20 June 2015 | linkogecko
A very flawed but admirably unique effort of Mexican cinema
Director Simón Bross probably never won any big awards for Best Direction with this, his first (and so far only) movie, but if there were awards for MOST Direction I'm sure that even now, 8 years after its release (and first time I saw it), "Malos Hábitos" would remain unrivaled amongst Mexican cinema in that field. Due to relatively low budgets and inexperienced crews, Mexican films have a tendency to significantly lack ambition in some way, be it excessively simple screenplays, bad performances, low production values, unremarkable visuals or any combination of those and others. Sure, from time to time (specially in the decade of the 00s) a Cuarón will show up doing impressive long takes that had long been forgotten in our national cinema, or an unwieldy Arriaga screenplay will be masterfully executed by an Iñárritu and together they'll help define hyperlink cinema before there even was a name for it. For the most part however, Mexican directors will usually keep their ambitions too low resulting in unremarkable films. Bross's "Malos Hábitos" doesn't even TRY to keep its ambitions low, resulting in something downright unique. For starters, its screenplay tackles a multitude of themes with an emphasis on three pretty heavy ones: religion, family relations and eating disorders. These themes are tackled in a surprisingly confident way considering their weight (no pun intended) and for the most part the movie actually has something to say about each of them.

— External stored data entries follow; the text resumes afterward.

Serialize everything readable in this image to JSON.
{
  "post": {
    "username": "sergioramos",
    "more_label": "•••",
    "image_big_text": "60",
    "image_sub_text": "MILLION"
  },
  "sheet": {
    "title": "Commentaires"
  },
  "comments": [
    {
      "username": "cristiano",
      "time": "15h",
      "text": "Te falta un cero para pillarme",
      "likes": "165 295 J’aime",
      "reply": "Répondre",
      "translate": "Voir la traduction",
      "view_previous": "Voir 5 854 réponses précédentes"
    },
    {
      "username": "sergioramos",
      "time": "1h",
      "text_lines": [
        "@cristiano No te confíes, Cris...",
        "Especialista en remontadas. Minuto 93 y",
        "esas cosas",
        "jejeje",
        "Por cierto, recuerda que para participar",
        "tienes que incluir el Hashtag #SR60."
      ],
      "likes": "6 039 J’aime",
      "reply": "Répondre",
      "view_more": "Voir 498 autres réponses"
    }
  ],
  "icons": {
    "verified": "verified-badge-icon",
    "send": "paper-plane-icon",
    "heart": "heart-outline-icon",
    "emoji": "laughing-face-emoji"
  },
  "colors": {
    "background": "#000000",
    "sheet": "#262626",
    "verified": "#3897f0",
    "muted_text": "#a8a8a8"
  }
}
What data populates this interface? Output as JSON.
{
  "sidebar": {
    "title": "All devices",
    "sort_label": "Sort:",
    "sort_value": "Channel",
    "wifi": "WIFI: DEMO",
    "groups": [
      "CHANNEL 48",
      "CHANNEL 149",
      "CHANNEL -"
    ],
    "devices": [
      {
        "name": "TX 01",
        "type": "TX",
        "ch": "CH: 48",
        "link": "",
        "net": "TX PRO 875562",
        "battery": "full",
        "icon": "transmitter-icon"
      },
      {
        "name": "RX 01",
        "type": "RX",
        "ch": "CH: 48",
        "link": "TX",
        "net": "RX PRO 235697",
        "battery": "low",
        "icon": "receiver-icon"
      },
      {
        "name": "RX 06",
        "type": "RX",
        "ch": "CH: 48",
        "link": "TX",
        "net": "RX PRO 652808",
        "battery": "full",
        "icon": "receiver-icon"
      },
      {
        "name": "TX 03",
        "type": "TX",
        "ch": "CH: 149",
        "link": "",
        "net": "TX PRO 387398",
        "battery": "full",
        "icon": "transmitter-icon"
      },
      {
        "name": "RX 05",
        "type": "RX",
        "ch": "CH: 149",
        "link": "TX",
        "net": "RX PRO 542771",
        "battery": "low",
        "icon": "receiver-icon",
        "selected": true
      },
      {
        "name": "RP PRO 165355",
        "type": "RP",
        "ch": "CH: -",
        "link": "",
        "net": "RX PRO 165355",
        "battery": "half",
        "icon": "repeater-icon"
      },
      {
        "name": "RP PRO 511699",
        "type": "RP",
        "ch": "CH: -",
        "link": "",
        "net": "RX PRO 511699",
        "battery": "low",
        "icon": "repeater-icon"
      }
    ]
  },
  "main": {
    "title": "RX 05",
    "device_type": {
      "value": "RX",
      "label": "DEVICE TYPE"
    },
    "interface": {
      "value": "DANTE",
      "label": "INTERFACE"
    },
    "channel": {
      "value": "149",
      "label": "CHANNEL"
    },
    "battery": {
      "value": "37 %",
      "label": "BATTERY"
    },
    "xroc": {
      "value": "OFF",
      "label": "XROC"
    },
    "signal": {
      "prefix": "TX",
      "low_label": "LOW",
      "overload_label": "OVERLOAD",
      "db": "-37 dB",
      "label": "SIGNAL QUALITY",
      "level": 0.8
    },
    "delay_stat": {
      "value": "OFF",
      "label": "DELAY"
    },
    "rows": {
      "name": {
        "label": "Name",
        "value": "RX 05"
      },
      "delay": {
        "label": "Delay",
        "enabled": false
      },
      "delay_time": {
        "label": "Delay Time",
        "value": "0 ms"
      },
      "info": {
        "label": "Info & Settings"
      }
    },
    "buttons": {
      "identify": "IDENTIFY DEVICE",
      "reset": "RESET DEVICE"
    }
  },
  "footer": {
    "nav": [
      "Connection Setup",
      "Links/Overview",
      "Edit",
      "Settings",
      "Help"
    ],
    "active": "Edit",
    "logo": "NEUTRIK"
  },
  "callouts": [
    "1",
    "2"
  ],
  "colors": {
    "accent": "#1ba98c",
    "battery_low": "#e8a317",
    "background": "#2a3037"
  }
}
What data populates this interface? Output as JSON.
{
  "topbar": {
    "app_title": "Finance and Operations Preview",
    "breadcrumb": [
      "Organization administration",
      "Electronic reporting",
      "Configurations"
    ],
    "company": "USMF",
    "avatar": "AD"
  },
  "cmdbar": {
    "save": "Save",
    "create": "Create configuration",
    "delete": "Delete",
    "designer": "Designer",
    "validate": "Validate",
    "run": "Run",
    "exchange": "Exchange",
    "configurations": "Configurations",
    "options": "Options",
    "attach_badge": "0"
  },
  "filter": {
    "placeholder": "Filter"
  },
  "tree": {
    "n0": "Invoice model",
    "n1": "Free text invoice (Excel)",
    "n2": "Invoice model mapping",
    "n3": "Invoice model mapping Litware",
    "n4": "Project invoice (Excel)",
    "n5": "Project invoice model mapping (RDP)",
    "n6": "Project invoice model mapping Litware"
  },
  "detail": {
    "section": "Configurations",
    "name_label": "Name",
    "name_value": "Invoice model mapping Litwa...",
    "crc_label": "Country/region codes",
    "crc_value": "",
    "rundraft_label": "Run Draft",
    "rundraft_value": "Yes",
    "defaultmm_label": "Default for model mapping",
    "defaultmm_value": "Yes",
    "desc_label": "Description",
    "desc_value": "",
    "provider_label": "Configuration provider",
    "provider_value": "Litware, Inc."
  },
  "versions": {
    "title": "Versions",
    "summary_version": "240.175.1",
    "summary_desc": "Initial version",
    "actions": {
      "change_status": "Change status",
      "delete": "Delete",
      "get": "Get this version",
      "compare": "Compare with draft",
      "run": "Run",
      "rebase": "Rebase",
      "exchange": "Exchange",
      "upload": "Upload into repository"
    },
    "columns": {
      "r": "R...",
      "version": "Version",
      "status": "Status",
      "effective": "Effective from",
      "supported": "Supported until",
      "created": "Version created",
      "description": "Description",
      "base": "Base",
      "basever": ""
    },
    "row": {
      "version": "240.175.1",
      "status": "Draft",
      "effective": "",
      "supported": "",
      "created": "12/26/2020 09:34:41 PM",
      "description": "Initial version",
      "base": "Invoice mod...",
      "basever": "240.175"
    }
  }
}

It's in its direction that "Malos Hábitos" actually stands out, however. Bross seems to be one of the rare Mexican directors that understands the importance of visuals in film to the point of even making conscious decisions about details as small as the placement of water drops on objects. While the cinematography definitely follows what was trendy back then (dark, gritty image at least partially influenced by "Amores Perros") and thus is starting to look dated, its execution is still spot-on. The performances range from serviceable to very good, with a couple of downright great bits of acting and not a single one that can be deemed "bad". The film is defined by taking place almost entirely during a very heavy wet season and the rain just doesn't stop. Either the film's production was entirely dependent on waiting for the right weather for almost every shot or they rented every single rain machine in the country but the result is that, in the movie, rain truly feels like the unrelenting and unstoppable force of nature it can be. The locations and production design are one of those rare cases where they're very noticeable but because of how good they are (interesting architecture playing a particularly important role). The film is bold enough to even include full-on SFX-dependent dream sequences for one of its characters, and they're surprisingly well-executed.
On the other hand, edition is definitely this film's weakest aspect, with it being a bit overlong and featuring some downright weird editing choices (the doorknob/teeth-brushing montage being the clearest example). Unfortunately, for all its successes, the film never really becomes more than the sum of its parts. Even if the parts are pretty good on their own, the way that they never really form into an actual whole definitely damages the end result. For "Malos Hábitos", ambition is both what makes it ultimately notable and its greatest flaw, just fortunately not enough to keep it from being an interesting, unique film, worth watching for anyone who's into Mexican cinema and could do with a break from the usual political/comedic stuff.